For this phase, some machine learning analytical tools like R or Python are suitable for quick experimentation and statistical exploration. Therefore, we decided to perform model selection in R, using the extract data from the Extended Yale B dataset that contains over 12900 face images. For this process, we split the entire dataset into 3 subsets, a validation set contains 50% of the data for the final performance evaluation of the selected model, a training set that contains 40% of the data, and a test set that contains 10% of the data for cross-validation. To support classification and novelty detection, we have algorithms that output the posterior probability of the data point belong to a group, for example, Discriminant analytics and Logistic regression. Or, we can use a dedicated algorithm to filter out the outliers, like One-class SVM, and then perform the classification using another algorithm.
Coding period : Phase one (June 7 - July 12)
In this phase, my work mostly concentrated on testing and improving the accuracy and speed of the facial recognition module of the faces engine.
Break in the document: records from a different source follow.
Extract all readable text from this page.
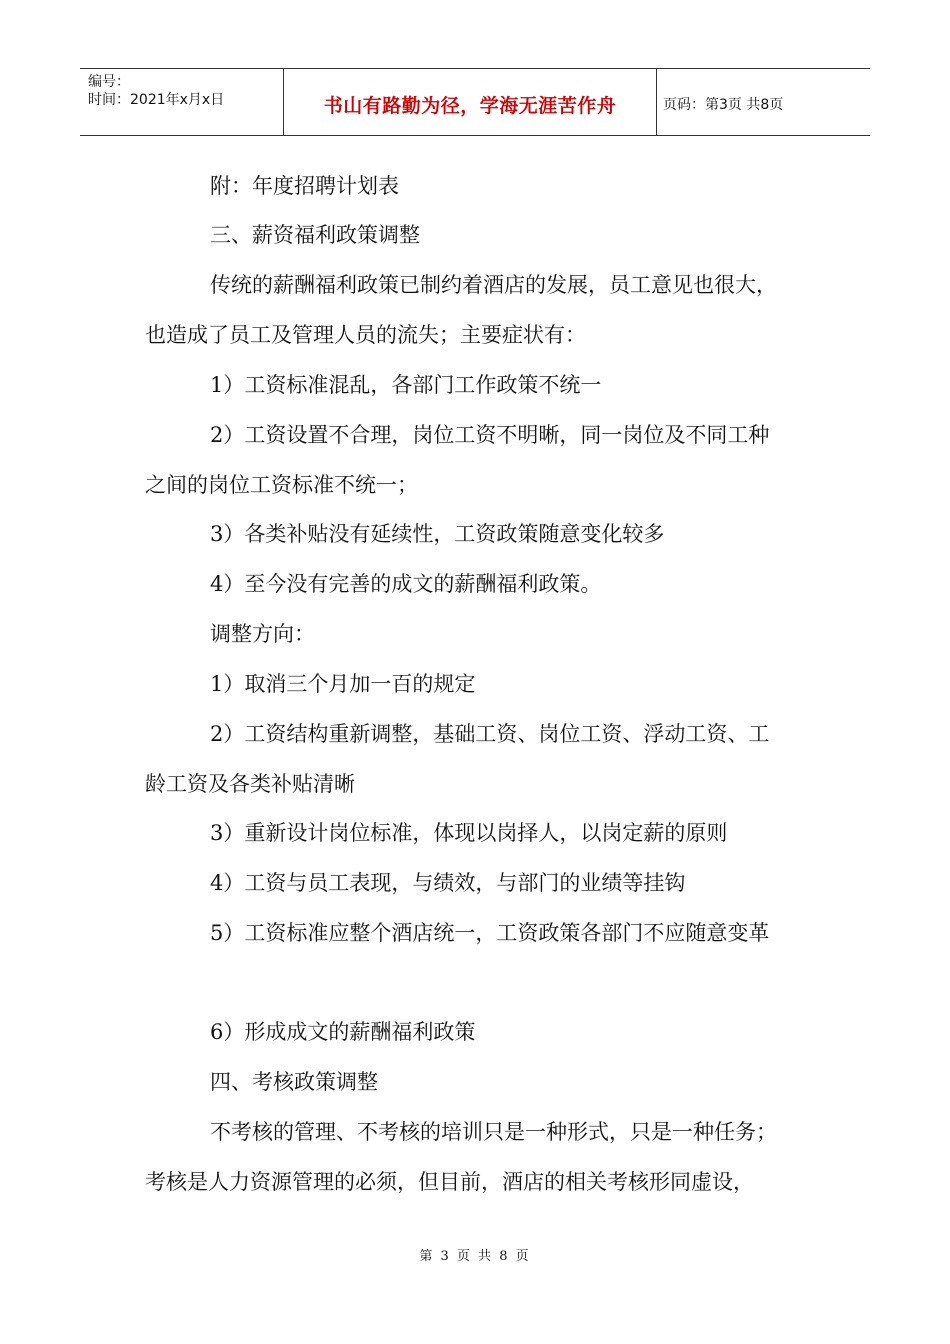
编号：
时间：2021年x月x日	书山有路勤为径，学海无涯苦作舟	页码：第3页 共8页
附：年度招聘计划表
三、薪资福利政策调整
传统的薪酬福利政策已制约着酒店的发展，员工意见也很大，
也造成了员工及管理人员的流失；主要症状有：
1）工资标准混乱，各部门工作政策不统一
2）工资设置不合理，岗位工资不明晰，同一岗位及不同工种
之间的岗位工资标准不统一；
3）各类补贴没有延续性，工资政策随意变化较多
4）至今没有完善的成文的薪酬福利政策。
调整方向：
1）取消三个月加一百的规定
2）工资结构重新调整，基础工资、岗位工资、浮动工资、工
龄工资及各类补贴清晰
3）重新设计岗位标准，体现以岗择人，以岗定薪的原则
4）工资与员工表现，与绩效，与部门的业绩等挂钩
5）工资标准应整个酒店统一，工资政策各部门不应随意变革
6）形成成文的薪酬福利政策
四、考核政策调整
不考核的管理、不考核的培训只是一种形式，只是一种任务；
考核是人力资源管理的必须，但目前，酒店的相关考核形同虚设，
第 3 页 共 8 页
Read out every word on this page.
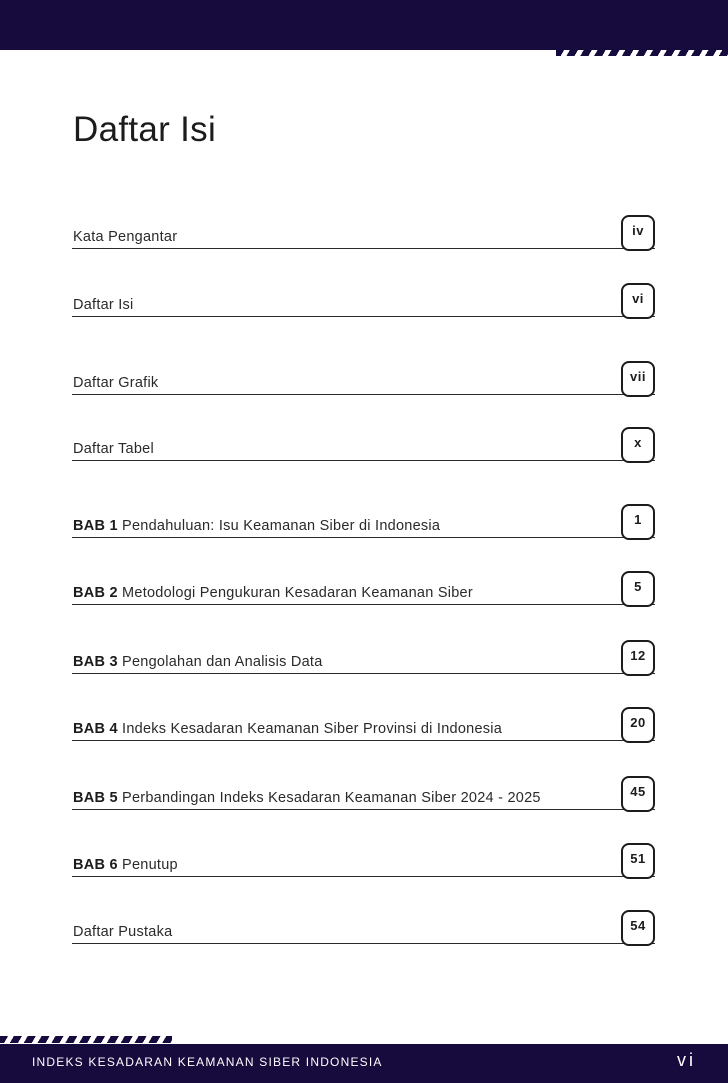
Daftar Isi
Kata Pengantar	iv
Daftar Isi	vi
Daftar Grafik	vii
Daftar Tabel	x
BAB 1 Pendahuluan: Isu Keamanan Siber di Indonesia	1
BAB 2 Metodologi Pengukuran Kesadaran Keamanan Siber	5
BAB 3 Pengolahan dan Analisis Data	12
BAB 4 Indeks Kesadaran Keamanan Siber Provinsi di Indonesia	20
BAB 5 Perbandingan Indeks Kesadaran Keamanan Siber 2024 - 2025	45
BAB 6 Penutup	51
Daftar Pustaka	54
INDEKS KESADARAN KEAMANAN SIBER INDONESIA	vi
The works include finding suitable classification algorithms, trying out other deep learning models for facial recognition if needed, and implement data processing to improve general performance.
June 7 to June 21 (Week 1 - 2) - Experimentation on face embedding data
DONE
- Exploring face embedding data.
- Evaluating the performance of different classification algorithms on this dataset.
- Implementing the suitable algorithm in C++.
- Evaluating the performance of the C++ implementation.
TODO
- Try out the Keras-Facenet implementation of the Facenet model.
- Classification on the face embedding dataset
As mentioned in the section above, the first goal of this project is to select a suitable model for the face classifier of digiKam's faces engine. Currently, we are using the Openface pre-trained model as the neural network of the faces engine. Cropped-face images are passed through the neural network to output 128-dimension face representation vectors called face embeddings. After exporting the face embedding data extracted from digiKam's faces engine, we stored it in a csv formatted file for easier experimentation and to eliminate the overhead recomputation. With R scripting language, we can easily manipulate the data and explore some classical algorithms like LDA, QDA and SVM.